Infrastructure for Multilingual Text Analysis
2022-01-27
This presentation is from an online event on January 27th 2022. Digital Approaches to Multilingual Text Analysis delivered by Simon Musgrave and Peter Sefton.
About this event
The use of DH tools and methods have been applied across a variety of corpora but text-analysis of English language sources has dominated this field. These approaches are increasingly being used in languages and linguistics research for non-English corpora. At the same time, the integration of these tools has seen new research questions and possibilities emerge, including questions such as “Is there a non-Anglo digital humanities (DH), and if so, what are its characteristics” (Fiormonte 2016: 438). Recent studies have begun to examine aspects such as OCR for historical text analysis and data mining (Hill & Hengchen 2019; Goodman et al. 2018), multilingual computation analysis (Dombrowski 2020), semantic and sentiment analysis (Daems et al. 2019) and historical linguistics (Evans 2016), among others. The papers in this conference present a diverse range of projects and critiques of digital methods across different languages.

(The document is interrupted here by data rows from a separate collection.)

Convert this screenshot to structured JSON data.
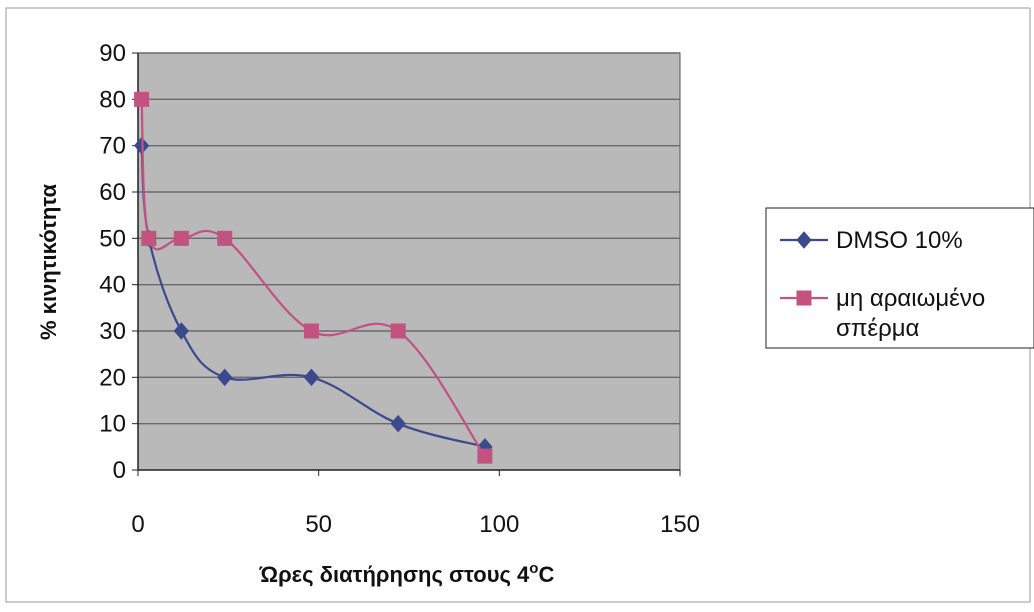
{
  "colors": {
    "plot_background": "#b9b9b9",
    "gridline": "#6a6a6a",
    "series_1": "#3b4a8c",
    "series_2": "#c2527f"
  },
  "chart_data": {
    "type": "line",
    "title": "",
    "xlabel": "Ώρες διατήρησης στους 4",
    "xlabel_superscript": "o",
    "xlabel_suffix": "C",
    "ylabel": "% κινητικότητα",
    "xlim": [
      0,
      150
    ],
    "ylim": [
      0,
      90
    ],
    "x_ticks": [
      "0",
      "50",
      "100",
      "150"
    ],
    "y_ticks": [
      "0",
      "10",
      "20",
      "30",
      "40",
      "50",
      "60",
      "70",
      "80",
      "90"
    ],
    "grid": "horizontal",
    "legend_position": "right",
    "smooth": true,
    "series": [
      {
        "name": "DMSO 10%",
        "marker": "diamond",
        "color": "#3b4a8c",
        "points": [
          [
            1,
            70
          ],
          [
            3,
            50
          ],
          [
            12,
            30
          ],
          [
            24,
            20
          ],
          [
            48,
            20
          ],
          [
            72,
            10
          ],
          [
            96,
            5
          ]
        ]
      },
      {
        "name": "μη αραιωμένο σπέρμα",
        "legend_lines": [
          "μη αραιωμένο",
          "σπέρμα"
        ],
        "marker": "square",
        "color": "#c2527f",
        "points": [
          [
            1,
            80
          ],
          [
            3,
            50
          ],
          [
            12,
            50
          ],
          [
            24,
            50
          ],
          [
            48,
            30
          ],
          [
            72,
            30
          ],
          [
            96,
            3
          ]
        ]
      }
    ]
  }
}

January 27th 1:45pm – 7:30pm AEDT
Convener: Joshua Brown Senior Lecturer and Convenor, Italian Studies, Australian National University and Katrina Grant Senior Lecturer, Centre for Digital Humanities Research, Australian National University
If we accept that making sharing and reuse of data (consistent with ethical considerations) should be the default, managing even small amounts of data can be onerous. Having infrastructures which can take on the task relieves researchers of some of this burden and brings advantages: more reliable FAIR compliance, access to data management experts, more responsive to changing technology (at least for the life of the infrastructure)
Regardless of where data is housed, access will be through one portal (external data may also be accessible by other routes). Access control will follow the CARE Principles for Indigenous Data Governance where original providers of data have moral rights which must be considered, data owners/custodians will control lists of authorised users.

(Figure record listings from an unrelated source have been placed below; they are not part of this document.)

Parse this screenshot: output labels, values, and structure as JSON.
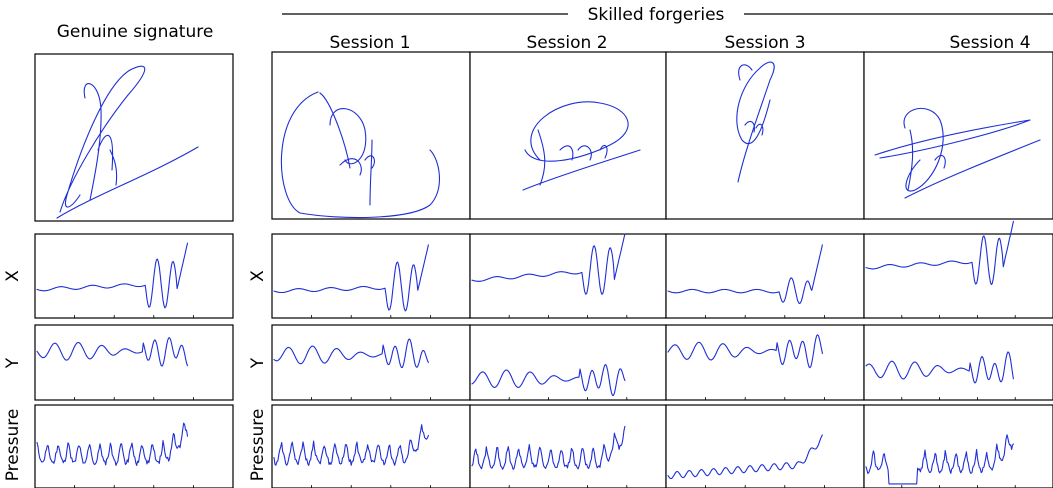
{
  "figure": {
    "genuine_title": "Genuine signature",
    "forgeries_title": "Skilled forgeries",
    "sessions": [
      "Session 1",
      "Session 2",
      "Session 3",
      "Session 4"
    ],
    "row_labels": [
      "X",
      "Y",
      "Pressure"
    ],
    "trace_color": "#1f2fd6",
    "panels": [
      {
        "id": "genuine",
        "kind": "genuine"
      },
      {
        "id": "session-1",
        "kind": "forgery",
        "session": 1
      },
      {
        "id": "session-2",
        "kind": "forgery",
        "session": 2
      },
      {
        "id": "session-3",
        "kind": "forgery",
        "session": 3
      },
      {
        "id": "session-4",
        "kind": "forgery",
        "session": 4
      }
    ]
  }
}
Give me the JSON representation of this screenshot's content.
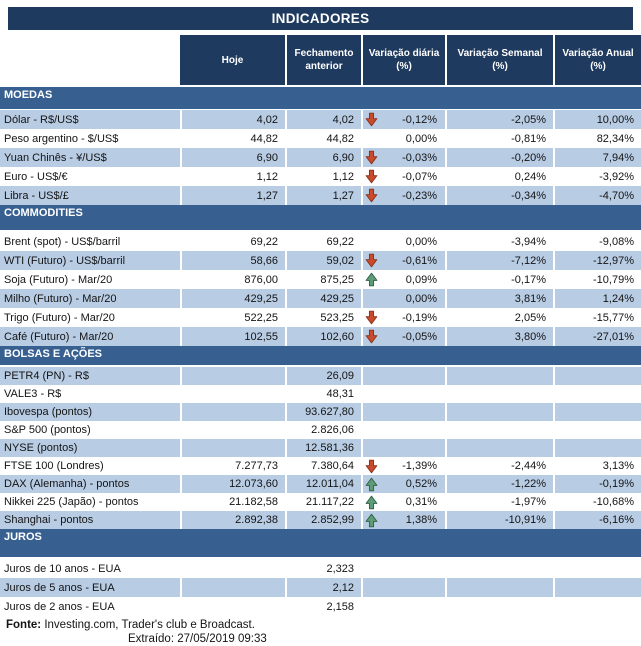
{
  "title": "INDICADORES",
  "columns": [
    {
      "line1": "Hoje",
      "line2": ""
    },
    {
      "line1": "Fechamento",
      "line2": "anterior"
    },
    {
      "line1": "Variação diária",
      "line2": "(%)"
    },
    {
      "line1": "Variação Semanal",
      "line2": "(%)"
    },
    {
      "line1": "Variação Anual",
      "line2": "(%)"
    }
  ],
  "sections": [
    {
      "name": "MOEDAS",
      "rows": [
        {
          "label": "Dólar - R$/US$",
          "hoje": "4,02",
          "fechamento": "4,02",
          "arrow": "down",
          "var_diaria": "-0,12%",
          "var_semanal": "-2,05%",
          "var_anual": "10,00%"
        },
        {
          "label": "Peso argentino - $/US$",
          "hoje": "44,82",
          "fechamento": "44,82",
          "arrow": "",
          "var_diaria": "0,00%",
          "var_semanal": "-0,81%",
          "var_anual": "82,34%"
        },
        {
          "label": "Yuan Chinês - ¥/US$",
          "hoje": "6,90",
          "fechamento": "6,90",
          "arrow": "down",
          "var_diaria": "-0,03%",
          "var_semanal": "-0,20%",
          "var_anual": "7,94%"
        },
        {
          "label": "Euro - US$/€",
          "hoje": "1,12",
          "fechamento": "1,12",
          "arrow": "down",
          "var_diaria": "-0,07%",
          "var_semanal": "0,24%",
          "var_anual": "-3,92%"
        },
        {
          "label": "Libra - US$/£",
          "hoje": "1,27",
          "fechamento": "1,27",
          "arrow": "down",
          "var_diaria": "-0,23%",
          "var_semanal": "-0,34%",
          "var_anual": "-4,70%"
        }
      ]
    },
    {
      "name": "COMMODITIES",
      "rows": [
        {
          "label": "Brent (spot) - US$/barril",
          "hoje": "69,22",
          "fechamento": "69,22",
          "arrow": "",
          "var_diaria": "0,00%",
          "var_semanal": "-3,94%",
          "var_anual": "-9,08%"
        },
        {
          "label": "WTI (Futuro) - US$/barril",
          "hoje": "58,66",
          "fechamento": "59,02",
          "arrow": "down",
          "var_diaria": "-0,61%",
          "var_semanal": "-7,12%",
          "var_anual": "-12,97%"
        },
        {
          "label": "Soja (Futuro) - Mar/20",
          "hoje": "876,00",
          "fechamento": "875,25",
          "arrow": "up",
          "var_diaria": "0,09%",
          "var_semanal": "-0,17%",
          "var_anual": "-10,79%"
        },
        {
          "label": "Milho (Futuro) - Mar/20",
          "hoje": "429,25",
          "fechamento": "429,25",
          "arrow": "",
          "var_diaria": "0,00%",
          "var_semanal": "3,81%",
          "var_anual": "1,24%"
        },
        {
          "label": "Trigo (Futuro) - Mar/20",
          "hoje": "522,25",
          "fechamento": "523,25",
          "arrow": "down",
          "var_diaria": "-0,19%",
          "var_semanal": "2,05%",
          "var_anual": "-15,77%"
        },
        {
          "label": "Café (Futuro) - Mar/20",
          "hoje": "102,55",
          "fechamento": "102,60",
          "arrow": "down",
          "var_diaria": "-0,05%",
          "var_semanal": "3,80%",
          "var_anual": "-27,01%"
        }
      ]
    },
    {
      "name": "BOLSAS E AÇÕES",
      "rows": [
        {
          "label": "PETR4 (PN) - R$",
          "hoje": "",
          "fechamento": "26,09",
          "arrow": "",
          "var_diaria": "",
          "var_semanal": "",
          "var_anual": ""
        },
        {
          "label": "VALE3 - R$",
          "hoje": "",
          "fechamento": "48,31",
          "arrow": "",
          "var_diaria": "",
          "var_semanal": "",
          "var_anual": ""
        },
        {
          "label": "Ibovespa (pontos)",
          "hoje": "",
          "fechamento": "93.627,80",
          "arrow": "",
          "var_diaria": "",
          "var_semanal": "",
          "var_anual": ""
        },
        {
          "label": "S&P 500 (pontos)",
          "hoje": "",
          "fechamento": "2.826,06",
          "arrow": "",
          "var_diaria": "",
          "var_semanal": "",
          "var_anual": ""
        },
        {
          "label": "NYSE (pontos)",
          "hoje": "",
          "fechamento": "12.581,36",
          "arrow": "",
          "var_diaria": "",
          "var_semanal": "",
          "var_anual": ""
        },
        {
          "label": "FTSE 100 (Londres)",
          "hoje": "7.277,73",
          "fechamento": "7.380,64",
          "arrow": "down",
          "var_diaria": "-1,39%",
          "var_semanal": "-2,44%",
          "var_anual": "3,13%"
        },
        {
          "label": "DAX (Alemanha) - pontos",
          "hoje": "12.073,60",
          "fechamento": "12.011,04",
          "arrow": "up",
          "var_diaria": "0,52%",
          "var_semanal": "-1,22%",
          "var_anual": "-0,19%"
        },
        {
          "label": "Nikkei 225 (Japão) - pontos",
          "hoje": "21.182,58",
          "fechamento": "21.117,22",
          "arrow": "up",
          "var_diaria": "0,31%",
          "var_semanal": "-1,97%",
          "var_anual": "-10,68%"
        },
        {
          "label": "Shanghai - pontos",
          "hoje": "2.892,38",
          "fechamento": "2.852,99",
          "arrow": "up",
          "var_diaria": "1,38%",
          "var_semanal": "-10,91%",
          "var_anual": "-6,16%"
        }
      ]
    },
    {
      "name": "JUROS",
      "rows": [
        {
          "label": "Juros de 10 anos - EUA",
          "hoje": "",
          "fechamento": "2,323",
          "arrow": "",
          "var_diaria": "",
          "var_semanal": "",
          "var_anual": ""
        },
        {
          "label": "Juros de 5 anos - EUA",
          "hoje": "",
          "fechamento": "2,12",
          "arrow": "",
          "var_diaria": "",
          "var_semanal": "",
          "var_anual": ""
        },
        {
          "label": "Juros de 2 anos - EUA",
          "hoje": "",
          "fechamento": "2,158",
          "arrow": "",
          "var_diaria": "",
          "var_semanal": "",
          "var_anual": ""
        }
      ]
    }
  ],
  "footer": {
    "fonte_label": "Fonte:",
    "fonte_text": " Investing.com, Trader's club e Broadcast.",
    "extraido": "Extraído: 27/05/2019 09:33"
  },
  "icons": {
    "arrow_down": "arrow-down-icon",
    "arrow_up": "arrow-up-icon"
  },
  "colors": {
    "header_navy": "#1F3A5F",
    "section_blue": "#376091",
    "row_shaded": "#B8CCE4",
    "arrow_down_red": "#C94B2F",
    "arrow_down_border": "#8A3015",
    "arrow_up_green": "#5E9C78",
    "arrow_up_border": "#2E5F45"
  }
}
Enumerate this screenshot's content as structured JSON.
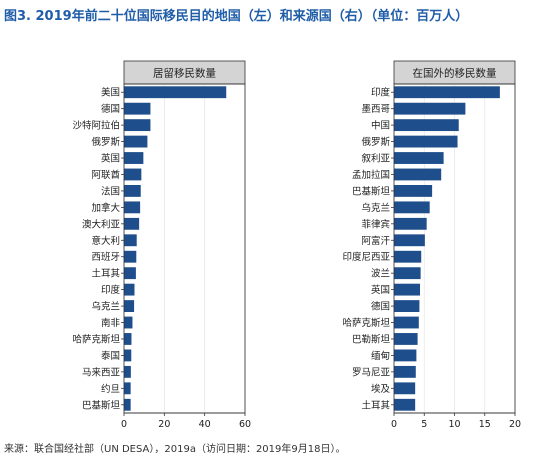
{
  "figure": {
    "title": "图3. 2019年前二十位国际移民目的地国（左）和来源国（右）（单位：百万人）",
    "source": "来源：联合国经社部（UN DESA），2019a（访问日期：2019年9月18日）。"
  },
  "colors": {
    "bar": "#1f4e8c",
    "strip": "#d4d4d4",
    "grid": "#e6e6e6",
    "title": "#1f5da8"
  },
  "chart_data": [
    {
      "type": "bar",
      "orientation": "horizontal",
      "title": "居留移民数量",
      "categories": [
        "美国",
        "德国",
        "沙特阿拉伯",
        "俄罗斯",
        "英国",
        "阿联酋",
        "法国",
        "加拿大",
        "澳大利亚",
        "意大利",
        "西班牙",
        "土耳其",
        "印度",
        "乌克兰",
        "南非",
        "哈萨克斯坦",
        "泰国",
        "马来西亚",
        "约旦",
        "巴基斯坦"
      ],
      "values": [
        50.7,
        13.1,
        13.1,
        11.6,
        9.6,
        8.6,
        8.3,
        8.0,
        7.5,
        6.3,
        6.1,
        5.9,
        5.2,
        5.0,
        4.2,
        3.7,
        3.6,
        3.4,
        3.3,
        3.3
      ],
      "xlim": [
        0,
        60
      ],
      "xticks": [
        0,
        20,
        40,
        60
      ],
      "grid": true
    },
    {
      "type": "bar",
      "orientation": "horizontal",
      "title": "在国外的移民数量",
      "categories": [
        "印度",
        "墨西哥",
        "中国",
        "俄罗斯",
        "叙利亚",
        "孟加拉国",
        "巴基斯坦",
        "乌克兰",
        "菲律宾",
        "阿富汗",
        "印度尼西亚",
        "波兰",
        "英国",
        "德国",
        "哈萨克斯坦",
        "巴勒斯坦",
        "缅甸",
        "罗马尼亚",
        "埃及",
        "土耳其"
      ],
      "values": [
        17.5,
        11.8,
        10.7,
        10.5,
        8.2,
        7.8,
        6.3,
        5.9,
        5.4,
        5.1,
        4.5,
        4.4,
        4.3,
        4.2,
        4.1,
        3.9,
        3.7,
        3.6,
        3.5,
        3.5
      ],
      "xlim": [
        0,
        20
      ],
      "xticks": [
        0,
        5,
        10,
        15,
        20
      ],
      "grid": true
    }
  ]
}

'record language use in Australia' covers a huge range of possibilities. Current figures on slide, plus at least 250 Australian languages pre-European arrival, at least half no longer spoken but records remain (not for all). Unicode is not always without problems – how are we doing in meeting these goals so far? First, the architecture....

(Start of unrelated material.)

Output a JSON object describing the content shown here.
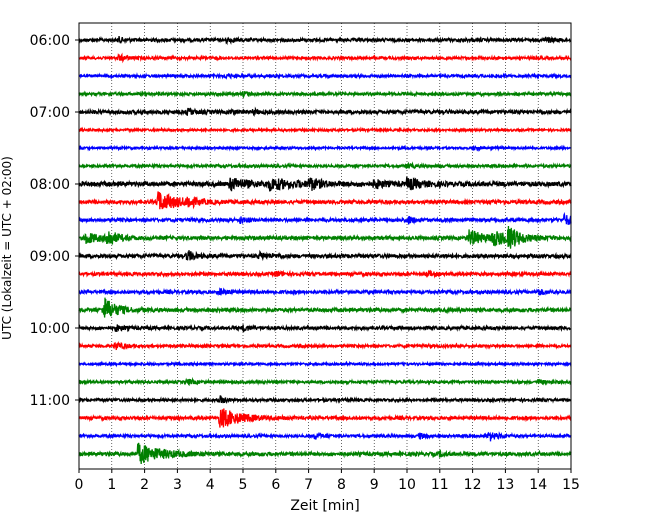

The LDaCA technical architecture is based on the Arkisto platform, storing data in the Oxford Common File Layout (OCFL), with data objects such as linguistic items and collections described in detail using Research Object Crate (RO-Crate). RO-Crate is a linked-data approach to describing data which is based on widely used standards for structural and descriptive properties such as dates and contributors, with extensions for language data being built on work in the Open Language Archives (OLAC). RO-Crate is an international collaboration with diverse contributors, the specification is in English and most RO-Crates at this point have English metadata and contents, but there is demand for content in other languages and future versions of the spec will cover multilingual use cases.
Simon pointed out here that the languages all use different writing systems, 3 completely distinct systems (Turkish and Vietnamese use extended Roman scripts, Farsi uses an Arabic based script)
This quick demonstration screencast shows a work-in-progress prototype of the LDaCA portal which will give controlled access to language resources to those who are licensed to see them – in this demonstrator we have openly available multilingual Australian Government documents in PDF and text format and a small history dataset containing interviews with women from Western Sydney, Farms to Freeways. Eventually the LDaCA repository will contain a wide variety of data including speech, video, sign, images and digitized text with a browse and search interface to allow researchers to find data they are interested in – provided, of course that they have been granted an appropriate licence to view and use the data. In this demonstration our colleague Moises Sacal Bonequi peforms searches in different languages to find repository objects of interest. Each object has multiple translations stored in separate files, in both PDF and text format.
Is there data in Australia which makes it worth worrying about this? Yes – at least two important sources of written material, plus this is an under-researched field with lots of questions to be answered and therefore lots of data to be collected. For example, there is research on differing usage in Vietnamese depending on speakers' time of arrival in Australia (1970s v. later), yet to be replicated with other similarly time-layered communities.